Even as many people with brain injuries struggle with short-term memory, often their memories from before the accident are completely intact. That means they know when people are treating  them worse than they did in the “before” time.

“That experience of having lived 30 years as a non-disabled person, and then having a situation happen that causes you to now be in this other place is a very unique experience of those with brain injuries, compared with other people with disabilities,” Rawls said. 


When limited understanding turns threatening

Even beyond the emotional trauma, the public’s lack of understanding of brain injuries can put people in physical danger. One participant, Devon, knows that first hand.  

When he was 19, Devon was walking down his street when a police officer stopped him. 

Devon, a participant at Hinds’ Feet Farm in Asheville, thinks it’s critical that police receive more training on how best to interact with people who have brain injuries. Credit: Clarissa Donnelly-DeRoven

“I was wearing a hoodie, and he thought that I was looking suspicious,” Devon said. The officer told Devon there was an assault nearby, and asked if he knew anything about it. “I was like, ‘No.’ [The officer said], ‘Well, I’m gonna have to talk to your mother and father about that.’ I was like, ‘Okay, but I already told you that I didn’t do anything.’” 

Devon said the officer followed him home and put him in handcuffs. “I didn’t know what was going on, so I flipped out,” he remembered. “My mom was crying and my dad was getting upset.”

Devon has lived with a brain injury his whole life.

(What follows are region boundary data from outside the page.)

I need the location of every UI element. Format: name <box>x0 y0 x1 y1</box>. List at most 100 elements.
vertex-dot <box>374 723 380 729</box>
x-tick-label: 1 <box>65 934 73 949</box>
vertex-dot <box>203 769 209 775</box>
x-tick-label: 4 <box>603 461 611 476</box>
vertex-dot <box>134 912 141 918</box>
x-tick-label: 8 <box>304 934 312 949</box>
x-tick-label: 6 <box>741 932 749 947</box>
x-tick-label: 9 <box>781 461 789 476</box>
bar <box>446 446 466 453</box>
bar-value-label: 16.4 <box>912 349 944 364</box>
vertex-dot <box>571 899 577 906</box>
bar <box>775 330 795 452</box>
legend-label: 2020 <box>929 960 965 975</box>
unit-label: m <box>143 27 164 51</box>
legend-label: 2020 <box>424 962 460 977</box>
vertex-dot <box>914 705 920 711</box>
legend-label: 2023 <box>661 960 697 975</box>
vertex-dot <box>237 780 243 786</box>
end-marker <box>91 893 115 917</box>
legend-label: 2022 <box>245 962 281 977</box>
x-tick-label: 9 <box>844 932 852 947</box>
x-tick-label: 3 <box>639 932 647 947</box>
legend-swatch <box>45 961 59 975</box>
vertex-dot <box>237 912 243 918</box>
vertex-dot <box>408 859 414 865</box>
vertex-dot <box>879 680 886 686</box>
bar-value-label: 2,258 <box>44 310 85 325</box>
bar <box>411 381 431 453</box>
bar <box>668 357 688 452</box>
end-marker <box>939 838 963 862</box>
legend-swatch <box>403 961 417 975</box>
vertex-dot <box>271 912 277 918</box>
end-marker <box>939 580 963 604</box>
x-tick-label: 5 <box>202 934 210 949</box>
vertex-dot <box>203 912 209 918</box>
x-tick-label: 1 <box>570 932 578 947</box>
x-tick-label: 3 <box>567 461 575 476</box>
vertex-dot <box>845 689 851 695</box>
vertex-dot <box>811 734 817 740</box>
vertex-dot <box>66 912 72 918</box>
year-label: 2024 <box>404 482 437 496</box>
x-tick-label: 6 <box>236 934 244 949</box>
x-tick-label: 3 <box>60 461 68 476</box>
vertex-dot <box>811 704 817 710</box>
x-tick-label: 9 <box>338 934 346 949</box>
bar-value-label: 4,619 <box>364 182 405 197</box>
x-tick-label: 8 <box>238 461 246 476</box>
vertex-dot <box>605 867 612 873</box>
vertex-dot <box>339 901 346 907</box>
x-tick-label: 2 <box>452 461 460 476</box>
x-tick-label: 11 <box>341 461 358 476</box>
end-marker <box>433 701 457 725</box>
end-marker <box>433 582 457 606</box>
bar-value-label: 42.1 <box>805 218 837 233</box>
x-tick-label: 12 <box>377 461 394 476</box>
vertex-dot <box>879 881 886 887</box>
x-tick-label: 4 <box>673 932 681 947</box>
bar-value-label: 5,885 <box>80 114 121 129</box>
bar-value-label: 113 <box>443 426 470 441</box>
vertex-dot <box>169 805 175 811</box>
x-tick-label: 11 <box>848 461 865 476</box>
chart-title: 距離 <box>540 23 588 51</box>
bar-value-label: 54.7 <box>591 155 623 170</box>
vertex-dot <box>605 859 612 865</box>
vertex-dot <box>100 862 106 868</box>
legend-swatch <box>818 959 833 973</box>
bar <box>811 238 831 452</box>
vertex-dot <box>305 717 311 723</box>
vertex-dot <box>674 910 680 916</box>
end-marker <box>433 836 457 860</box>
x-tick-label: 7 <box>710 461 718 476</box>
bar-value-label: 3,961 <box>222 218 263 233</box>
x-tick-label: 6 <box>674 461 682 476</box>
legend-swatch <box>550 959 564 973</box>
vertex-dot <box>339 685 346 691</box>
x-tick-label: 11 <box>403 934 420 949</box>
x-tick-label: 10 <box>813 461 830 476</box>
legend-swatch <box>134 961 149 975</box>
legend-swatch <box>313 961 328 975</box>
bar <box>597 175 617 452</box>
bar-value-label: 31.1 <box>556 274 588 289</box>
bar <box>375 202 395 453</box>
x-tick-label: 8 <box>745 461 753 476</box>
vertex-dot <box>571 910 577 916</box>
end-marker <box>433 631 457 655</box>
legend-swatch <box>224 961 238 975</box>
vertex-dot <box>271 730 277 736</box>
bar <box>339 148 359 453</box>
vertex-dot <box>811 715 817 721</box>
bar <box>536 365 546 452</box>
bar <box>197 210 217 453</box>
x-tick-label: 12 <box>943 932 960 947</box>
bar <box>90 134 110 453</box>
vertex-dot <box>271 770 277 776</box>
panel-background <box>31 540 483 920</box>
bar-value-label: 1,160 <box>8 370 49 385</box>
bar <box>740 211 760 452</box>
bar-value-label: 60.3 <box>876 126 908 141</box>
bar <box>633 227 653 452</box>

He was born with his umbilical cord wrapped around his neck, cutting off his oxygen supply for a critical amount of time. Later, as an adult, he fell off a ladder at work, which added another injury. He thinks it’s important that everyone learn more about people with brain injuries and how to interact with them, especially police. His intuition is supported by data: studies estimate that half of all people killed by police had a disability.

“We’re normal,” he said. “But we might be walking down the street and a cop pull up and say ‘What are you doing out here?’ And we’ll be shutting down, because we don’t know what to do, what to say.” 

When the pandemic recedes, the staff and members hope to restart community activities as soon as possible. If they don’t lead the integration, it’s unlikely anyone else will.